The 12 selected BC1F3:4 progenies (named LPM 12 to 23) were evaluated for disease resistance in the 2010/11 crop season, at Embrapa Rice and Beans, in Santo Antônio de Goiás (la t 16° 30' S, long 44° 17' W, alt 823 m asl), State of Goiás , Brazil. The climate of the experimental area is tropical, megathermic savannah; the soil is Rhodic Ferralsol (heavy clay texture), previously cultivated with forage grass. Due to limited number of seeds, progenies were arranged in an augmented block design (Cruz and Carneiro 2006) with two replications and two common checks (Runner IAC-886 and a Runner local selection). Experimental plots were formed by two 2 m long rows (0.76 m between rows and 0.10 m between plants). Fertilizers and calcarium were added according to soil analysis and recommendation for peanut production; fungicides were not applied to favor leaf spots progress. Disease resistance was evaluated 130 days after sowing (DAS), for both early and late leaf spots, based on foliar lesion area and defoliation grade scale proposed by Subrahmanyam (1990), varying from 1 (no symptoms) to 9 (complete defoliation). In each row, ten plants were individually evaluated and an infection intensity index (I) was calculated (Amaral 1969). The angular transformation of I permits the analysis of variance (Czermainski 1999). Plants were harvested at 135 DAS, and pod yield (extrapolated to kg of peanuts in shell per hectare) was recorded for each plot.

Yield and market quality evaluations were proceeded in the following crop season, without disease interference; the twelve F3:5 progenies were tested under an augmented block design, with three replications and two common checks (Runner IAC-886 and a Runner local selection). Experimental area climate, soil and management were the same described for the disease resistance evaluation. Plots were formed by four 5 m long rows, spaced 0.10 m between plants and 0.76 m between rows. Plants were harvested at 140 DAS. Pod yield, weight of 100 seeds (W100S) and seed/pod weight ratio were evaluated.

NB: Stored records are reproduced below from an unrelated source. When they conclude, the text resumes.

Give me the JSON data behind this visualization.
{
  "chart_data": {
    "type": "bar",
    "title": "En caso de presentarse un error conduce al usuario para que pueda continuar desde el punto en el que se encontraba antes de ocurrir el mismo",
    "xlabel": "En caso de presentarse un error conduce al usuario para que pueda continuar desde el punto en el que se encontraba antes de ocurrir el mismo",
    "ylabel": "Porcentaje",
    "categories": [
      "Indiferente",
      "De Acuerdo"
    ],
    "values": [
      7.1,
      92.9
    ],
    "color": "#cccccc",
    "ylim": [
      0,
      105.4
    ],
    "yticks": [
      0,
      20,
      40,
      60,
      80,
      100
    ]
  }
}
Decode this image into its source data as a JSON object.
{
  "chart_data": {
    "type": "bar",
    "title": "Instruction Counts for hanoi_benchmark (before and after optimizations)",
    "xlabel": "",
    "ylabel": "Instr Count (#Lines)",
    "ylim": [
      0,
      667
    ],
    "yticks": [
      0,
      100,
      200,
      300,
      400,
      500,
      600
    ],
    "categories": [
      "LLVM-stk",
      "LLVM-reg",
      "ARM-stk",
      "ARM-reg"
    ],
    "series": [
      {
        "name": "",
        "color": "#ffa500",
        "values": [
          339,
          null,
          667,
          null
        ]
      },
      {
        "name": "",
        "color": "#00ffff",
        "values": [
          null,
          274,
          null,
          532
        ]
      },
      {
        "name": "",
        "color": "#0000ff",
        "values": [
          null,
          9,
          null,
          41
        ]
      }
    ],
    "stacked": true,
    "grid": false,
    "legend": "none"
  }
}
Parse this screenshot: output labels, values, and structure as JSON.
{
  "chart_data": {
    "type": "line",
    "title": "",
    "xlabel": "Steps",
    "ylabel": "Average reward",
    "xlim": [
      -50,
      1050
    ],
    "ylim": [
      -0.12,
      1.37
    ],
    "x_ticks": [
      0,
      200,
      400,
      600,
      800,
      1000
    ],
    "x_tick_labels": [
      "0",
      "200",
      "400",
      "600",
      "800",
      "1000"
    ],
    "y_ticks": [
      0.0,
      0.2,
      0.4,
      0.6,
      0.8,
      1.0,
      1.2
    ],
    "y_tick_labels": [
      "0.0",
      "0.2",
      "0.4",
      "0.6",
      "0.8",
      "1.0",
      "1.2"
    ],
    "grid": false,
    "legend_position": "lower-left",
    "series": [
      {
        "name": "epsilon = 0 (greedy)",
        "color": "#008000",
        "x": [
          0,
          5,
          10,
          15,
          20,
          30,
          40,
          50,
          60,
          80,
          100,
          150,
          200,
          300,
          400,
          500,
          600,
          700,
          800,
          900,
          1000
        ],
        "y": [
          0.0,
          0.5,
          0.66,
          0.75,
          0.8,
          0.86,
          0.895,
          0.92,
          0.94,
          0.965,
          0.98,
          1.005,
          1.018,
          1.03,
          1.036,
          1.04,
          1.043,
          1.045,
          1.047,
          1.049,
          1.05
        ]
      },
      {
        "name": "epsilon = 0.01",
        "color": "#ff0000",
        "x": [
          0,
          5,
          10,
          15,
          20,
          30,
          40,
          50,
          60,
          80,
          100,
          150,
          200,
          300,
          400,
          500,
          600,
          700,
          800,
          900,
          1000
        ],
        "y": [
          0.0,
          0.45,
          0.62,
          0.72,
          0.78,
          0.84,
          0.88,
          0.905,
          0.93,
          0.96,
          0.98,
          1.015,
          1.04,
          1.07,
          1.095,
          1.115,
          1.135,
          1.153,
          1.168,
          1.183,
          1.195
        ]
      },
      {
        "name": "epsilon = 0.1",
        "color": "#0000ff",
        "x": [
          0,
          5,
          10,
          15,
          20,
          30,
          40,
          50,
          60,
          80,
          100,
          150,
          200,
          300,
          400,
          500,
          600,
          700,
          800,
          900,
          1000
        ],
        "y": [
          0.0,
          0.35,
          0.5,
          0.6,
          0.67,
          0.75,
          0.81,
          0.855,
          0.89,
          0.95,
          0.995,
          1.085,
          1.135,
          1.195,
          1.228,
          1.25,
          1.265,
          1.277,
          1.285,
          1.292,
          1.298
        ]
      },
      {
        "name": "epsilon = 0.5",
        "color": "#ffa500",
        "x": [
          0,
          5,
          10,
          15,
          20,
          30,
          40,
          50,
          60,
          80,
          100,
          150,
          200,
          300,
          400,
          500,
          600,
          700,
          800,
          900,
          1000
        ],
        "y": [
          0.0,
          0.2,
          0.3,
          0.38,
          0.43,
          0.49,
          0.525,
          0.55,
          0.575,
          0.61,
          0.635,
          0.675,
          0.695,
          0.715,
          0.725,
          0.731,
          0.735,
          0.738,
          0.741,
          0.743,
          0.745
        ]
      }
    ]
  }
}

Five runner type F3:6 progenies were phenotypically selected for pod uniformity. These progenies and the cultivar IAC Runner 886 were tested in the 2012/13 crop season in Santa Helena de Goiás, southwest region of the State of Goiás, in the experimental area of Fundação Goiás. Climate and soil classification were similar to the experimental area of Embrapa Rice and Beans, except for have being previously cultivated with cotton. The experimental design was complete randomized blocks with four replications. Plots were formed by four 5m long rows, spaced 0.10 m between plants and 0.76 m between rows. Fertilizers and calcarium were applied as described before, as well as disease and pest management. Plants were harvested at 140 DAS. Pod yield, W100S and seed/pod weight ratio were evaluated.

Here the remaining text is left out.